3125 - EMOTIONAL INTELLIGENCE ABILITIES PREDICT CONTEXT SENSITIVITY AND REGULATORY FLEXIBILITY IN DAILY LIFE

Session: 3124 - BEYOND THE HYPE: CUTTING-EDGE RESEARCH IN EMOTIONAL INTELLIGENCE—LINKING THEORY, MEASUREMENT, AND PRACTICE
AUTHORS:
Maccann Carolyn (School of Psychology, The University of Sidney ~ Sidney ~ Australia)
Abstract text:
Emotion understanding and management are core abilities of emotional intelligence, representing understanding of emotional information and knowledge of how to regulate emotions. However, surprisingly little research has examined how these abilities map onto the processes that occur in people's real daily lives, such as understanding the emotional impact of situations they are in and managing the ensuing emotions. The current research addresses this gap using the experience sampling method in two 5-day 30-occasion studies of five emotion regulation strategies, using the Situational Tests of Emotion Understanding and Management (STEU and STEM). In both Study 1 (N=165) and Study 2 (N=131), STEU and STEM scores related to between-strategy variability (using some strategies more than others, representing effective strategy selection) but only STEU scores predicted within-strategy variability (changing the strategies used across different situations, representing context-sensitive emotion regulation).

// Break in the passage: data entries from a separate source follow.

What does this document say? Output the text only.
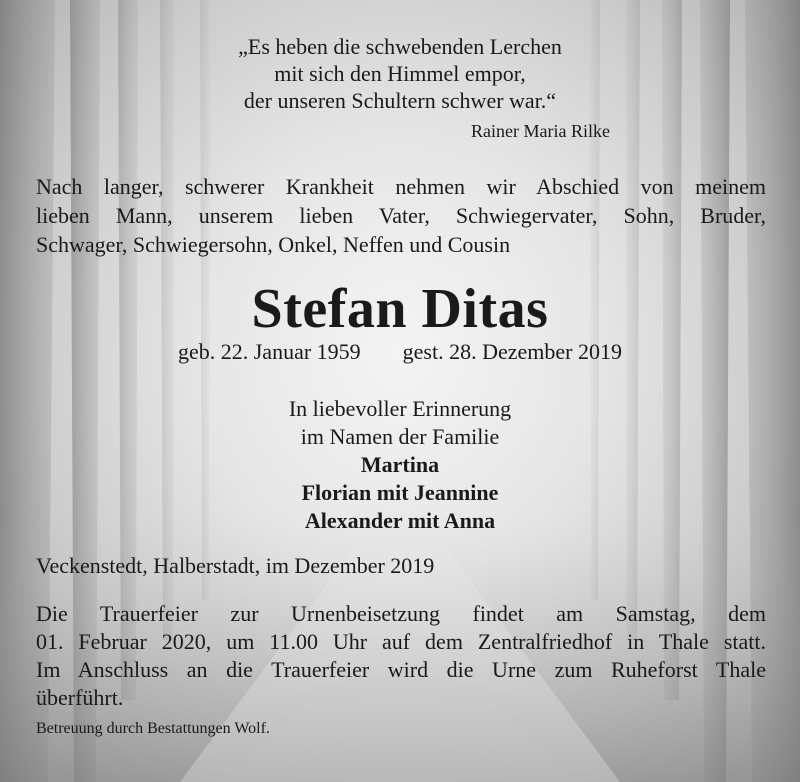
„Es heben die schwebenden Lerchen
mit sich den Himmel empor,
der unseren Schultern schwer war.“
Rainer Maria Rilke
Nach langer, schwerer Krankheit nehmen wir Abschied von meinem
lieben Mann, unserem lieben Vater, Schwiegervater, Sohn, Bruder,
Schwager, Schwiegersohn, Onkel, Neffen und Cousin
Stefan Ditas
geb. 22. Januar 1959 gest. 28. Dezember 2019
In liebevoller Erinnerung
im Namen der Familie
Martina
Florian mit Jeannine
Alexander mit Anna
Veckenstedt, Halberstadt, im Dezember 2019
Die Trauerfeier zur Urnenbeisetzung findet am Samstag, dem
01. Februar 2020, um 11.00 Uhr auf dem Zentralfriedhof in Thale statt.
Im Anschluss an die Trauerfeier wird die Urne zum Ruheforst Thale
überführt.
Betreuung durch Bestattungen Wolf.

Study 2 additionally operationalized context sensitivity as the variability in situation appraisals across the 30 occasions. Both STEU and STEM scores related to higher context sensitivity in each situation (between-appraisal variability), but not across situations (within-appraisal variability). Results demonstrate that emotional intelligence abilities are linked to two core processes involved in daily life emotion regulation: 1) context sensitivity and 2) emotion regulation flexibility.